Mengenal Hibah-Hibah yang Dibatalkan Pengadilan dalam Praktik
Fokus

Mengenal Hibah-Hibah yang Dibatalkan Pengadilan dalam Praktik

Hibah merupakan salah satu bentuk pengalihan harta kepada orang lain. Penghibahan yang tak memenuhi ketentuan dapat dibatalkan hakim. Simak beberapa contoh putusannya.

Oleh:
Muhammad Yasin
Bacaan 7 Menit
Sumber Ilustrasi: Shutterstock.com
Sumber Ilustrasi: Shutterstock.com

Artikel ini telah dipublikasikan sebelumnya di Premium Stories. Temukan ulasan pengadilan penting, isu dan tren hukum terkini lainnya hanya di Premium Stories. Berlangganan sekarang hanya Rp42rb/bulan dan nikmati sajian produk jurnalisme hukum terbaik tanpa gangguan iklan. Klik di sini untuk berlangganan.

Hibah adalah suatu perbuatan yang sering menimbulkan persoalan hukum. Pengaturannya pun tak hanya satu: selain dalam KUH Perdata, hibah diatur dalam hukum Islam (Kompilasi Hukum Islam). Ini juga tercermin dari adanya perkara perdata umum dan perdata agama berkaitan dengan hibah.

Laporan Tahunan Mahkamah Agung 2020 mencatat ada 154 beban perkara hibah yang ditangani Pengadilan Agama di seluruh Indonesia, akumulasi perkara tahun 2019 yang belum diputus dan perkara masuk tahun berikutnya. Dilihat dari jumlah dan jenis perkara, hibah menempati posisi ke-10 dari 22 item perkara yang ditangani lingkungan Peradilan Agama.

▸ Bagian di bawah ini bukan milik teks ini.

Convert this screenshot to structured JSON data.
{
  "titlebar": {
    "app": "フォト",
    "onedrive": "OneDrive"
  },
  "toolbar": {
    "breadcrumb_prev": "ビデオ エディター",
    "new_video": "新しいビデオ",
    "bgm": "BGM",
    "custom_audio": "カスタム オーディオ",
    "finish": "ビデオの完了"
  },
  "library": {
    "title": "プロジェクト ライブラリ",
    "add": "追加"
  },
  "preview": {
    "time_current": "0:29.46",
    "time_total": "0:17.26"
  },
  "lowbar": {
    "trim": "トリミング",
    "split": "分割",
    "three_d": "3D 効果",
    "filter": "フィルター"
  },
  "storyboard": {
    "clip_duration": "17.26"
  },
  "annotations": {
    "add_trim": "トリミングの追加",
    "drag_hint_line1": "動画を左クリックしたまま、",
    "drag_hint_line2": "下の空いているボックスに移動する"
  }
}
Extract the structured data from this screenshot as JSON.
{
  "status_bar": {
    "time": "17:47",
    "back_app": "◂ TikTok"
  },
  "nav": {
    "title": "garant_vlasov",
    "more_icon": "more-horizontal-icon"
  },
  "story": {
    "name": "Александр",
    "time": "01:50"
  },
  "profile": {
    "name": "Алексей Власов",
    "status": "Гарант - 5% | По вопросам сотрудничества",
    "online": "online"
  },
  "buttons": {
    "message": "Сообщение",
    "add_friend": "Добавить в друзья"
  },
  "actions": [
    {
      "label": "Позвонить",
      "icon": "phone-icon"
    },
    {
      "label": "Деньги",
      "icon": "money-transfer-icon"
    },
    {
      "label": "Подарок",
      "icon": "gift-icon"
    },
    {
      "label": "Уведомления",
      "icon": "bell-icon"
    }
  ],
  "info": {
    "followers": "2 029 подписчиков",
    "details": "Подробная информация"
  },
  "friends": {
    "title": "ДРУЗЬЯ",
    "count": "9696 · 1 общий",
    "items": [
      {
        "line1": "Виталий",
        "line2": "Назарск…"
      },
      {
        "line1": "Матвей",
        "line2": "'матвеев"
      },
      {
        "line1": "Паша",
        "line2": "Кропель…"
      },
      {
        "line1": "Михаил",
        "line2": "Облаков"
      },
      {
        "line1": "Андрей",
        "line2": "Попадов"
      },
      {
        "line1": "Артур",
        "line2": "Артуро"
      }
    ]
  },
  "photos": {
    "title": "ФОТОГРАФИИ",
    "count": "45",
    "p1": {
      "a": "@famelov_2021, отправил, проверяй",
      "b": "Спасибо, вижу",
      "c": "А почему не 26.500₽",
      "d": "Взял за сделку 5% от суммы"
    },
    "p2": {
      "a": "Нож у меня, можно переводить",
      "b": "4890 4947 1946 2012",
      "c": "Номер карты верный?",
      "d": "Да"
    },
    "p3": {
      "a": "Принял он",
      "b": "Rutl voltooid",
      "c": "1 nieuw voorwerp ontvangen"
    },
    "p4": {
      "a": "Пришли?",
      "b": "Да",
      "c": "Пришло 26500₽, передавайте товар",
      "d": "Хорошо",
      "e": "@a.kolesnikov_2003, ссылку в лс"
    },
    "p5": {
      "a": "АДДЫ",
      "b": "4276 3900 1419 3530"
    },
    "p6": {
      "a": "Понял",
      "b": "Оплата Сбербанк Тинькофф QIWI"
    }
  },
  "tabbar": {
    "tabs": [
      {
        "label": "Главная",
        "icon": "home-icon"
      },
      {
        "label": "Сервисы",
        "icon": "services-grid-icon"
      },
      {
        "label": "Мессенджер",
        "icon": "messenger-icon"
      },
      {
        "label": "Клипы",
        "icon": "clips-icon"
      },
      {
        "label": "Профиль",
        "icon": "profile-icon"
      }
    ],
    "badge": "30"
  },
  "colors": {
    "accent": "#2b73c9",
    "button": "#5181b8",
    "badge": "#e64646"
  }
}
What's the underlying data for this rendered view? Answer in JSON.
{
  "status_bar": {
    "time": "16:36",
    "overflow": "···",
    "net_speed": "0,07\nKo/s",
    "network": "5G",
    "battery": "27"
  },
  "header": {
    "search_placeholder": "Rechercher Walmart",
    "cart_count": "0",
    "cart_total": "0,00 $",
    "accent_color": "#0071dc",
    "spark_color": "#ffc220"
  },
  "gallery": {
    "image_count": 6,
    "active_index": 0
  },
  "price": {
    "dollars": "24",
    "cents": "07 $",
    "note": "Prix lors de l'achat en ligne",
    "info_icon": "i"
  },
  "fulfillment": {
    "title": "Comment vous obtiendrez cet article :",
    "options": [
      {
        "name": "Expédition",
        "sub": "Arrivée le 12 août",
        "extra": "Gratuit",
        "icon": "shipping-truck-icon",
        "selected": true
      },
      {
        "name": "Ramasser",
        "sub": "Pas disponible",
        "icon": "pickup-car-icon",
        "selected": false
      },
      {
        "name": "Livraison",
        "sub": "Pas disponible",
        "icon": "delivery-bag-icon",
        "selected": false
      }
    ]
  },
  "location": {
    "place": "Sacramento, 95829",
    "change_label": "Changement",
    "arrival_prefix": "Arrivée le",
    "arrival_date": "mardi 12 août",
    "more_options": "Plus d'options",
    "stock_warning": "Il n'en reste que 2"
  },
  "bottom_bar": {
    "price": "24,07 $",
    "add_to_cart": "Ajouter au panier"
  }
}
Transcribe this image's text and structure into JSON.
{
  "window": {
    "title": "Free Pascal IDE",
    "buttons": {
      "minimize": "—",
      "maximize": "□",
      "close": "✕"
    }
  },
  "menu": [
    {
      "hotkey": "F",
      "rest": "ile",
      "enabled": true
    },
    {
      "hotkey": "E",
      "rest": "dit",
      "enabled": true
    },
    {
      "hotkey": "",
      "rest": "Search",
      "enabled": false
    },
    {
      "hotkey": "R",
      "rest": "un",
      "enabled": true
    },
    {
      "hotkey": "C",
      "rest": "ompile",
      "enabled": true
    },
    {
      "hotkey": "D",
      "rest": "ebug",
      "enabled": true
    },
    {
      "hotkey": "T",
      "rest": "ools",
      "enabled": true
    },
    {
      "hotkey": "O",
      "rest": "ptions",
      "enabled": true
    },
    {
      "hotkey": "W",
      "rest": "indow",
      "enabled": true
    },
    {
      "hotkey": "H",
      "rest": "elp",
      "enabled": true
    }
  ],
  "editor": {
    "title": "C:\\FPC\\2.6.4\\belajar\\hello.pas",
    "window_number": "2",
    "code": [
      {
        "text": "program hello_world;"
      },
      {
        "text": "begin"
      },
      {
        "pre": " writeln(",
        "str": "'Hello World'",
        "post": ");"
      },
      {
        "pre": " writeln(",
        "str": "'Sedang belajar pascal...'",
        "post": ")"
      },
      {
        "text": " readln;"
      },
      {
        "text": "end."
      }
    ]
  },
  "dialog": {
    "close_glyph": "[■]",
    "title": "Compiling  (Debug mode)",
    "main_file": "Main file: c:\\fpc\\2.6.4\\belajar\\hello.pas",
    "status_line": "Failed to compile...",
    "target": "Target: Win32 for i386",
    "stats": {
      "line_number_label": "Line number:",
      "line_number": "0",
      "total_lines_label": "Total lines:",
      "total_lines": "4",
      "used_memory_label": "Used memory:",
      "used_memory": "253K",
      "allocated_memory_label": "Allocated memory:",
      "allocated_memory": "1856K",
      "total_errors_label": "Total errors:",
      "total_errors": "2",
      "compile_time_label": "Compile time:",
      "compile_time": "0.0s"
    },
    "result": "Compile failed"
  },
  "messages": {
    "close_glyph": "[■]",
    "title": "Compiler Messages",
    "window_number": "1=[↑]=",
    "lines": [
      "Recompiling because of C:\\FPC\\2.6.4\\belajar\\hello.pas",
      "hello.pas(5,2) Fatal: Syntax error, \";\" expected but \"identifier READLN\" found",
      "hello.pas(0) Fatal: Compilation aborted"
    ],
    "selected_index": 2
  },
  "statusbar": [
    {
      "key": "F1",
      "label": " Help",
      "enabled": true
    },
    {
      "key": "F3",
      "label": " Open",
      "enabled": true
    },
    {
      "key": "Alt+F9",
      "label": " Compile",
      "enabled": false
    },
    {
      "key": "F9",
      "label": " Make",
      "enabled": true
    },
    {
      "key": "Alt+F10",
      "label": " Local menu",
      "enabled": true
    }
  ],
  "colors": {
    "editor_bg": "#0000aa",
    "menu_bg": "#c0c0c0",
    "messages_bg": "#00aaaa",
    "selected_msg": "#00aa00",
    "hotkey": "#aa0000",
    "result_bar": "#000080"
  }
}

Pada tahun yang sama Mahkamah Agung menangani 23 perkara hibah di tingkat kasasi.

Beberapa kamus hukum mendefinisikan hibah sebagai pemberian sesuatu barang tertentu secara sukarela dengan mengalihkan hak atas barang tersebut kepada orang lain (Sudarsono, 2009: 164); pemberian (Setiawan Widagdo, 2012: 203); atau, suatu persetujuan dengan mana seseorang penghibah menyerahkan suatu barang secara cuma-cuma tanpa menariknya kembali untuk kepentingan seseorang menerima barang itu (Citra Umbara, 2011: 141).

Secara etimologis, hibah berasal dari kata ‘hubuubur riih’, nuruuruha, yang bermakna perjalanan angin. Dalam perkembangannya, dipakai istilah hibah dengan maksud memberikan kepada orang lain baik berupa harta maupun selain itu. Di dalam syariat Islam, hibah berarti akad yang pokoknya adalah pemberian harta milik seseorang kepada orang lain di waktu ia masih hidup tanpa adanya imbalan apapun (Abdul Manan, 2006: 131).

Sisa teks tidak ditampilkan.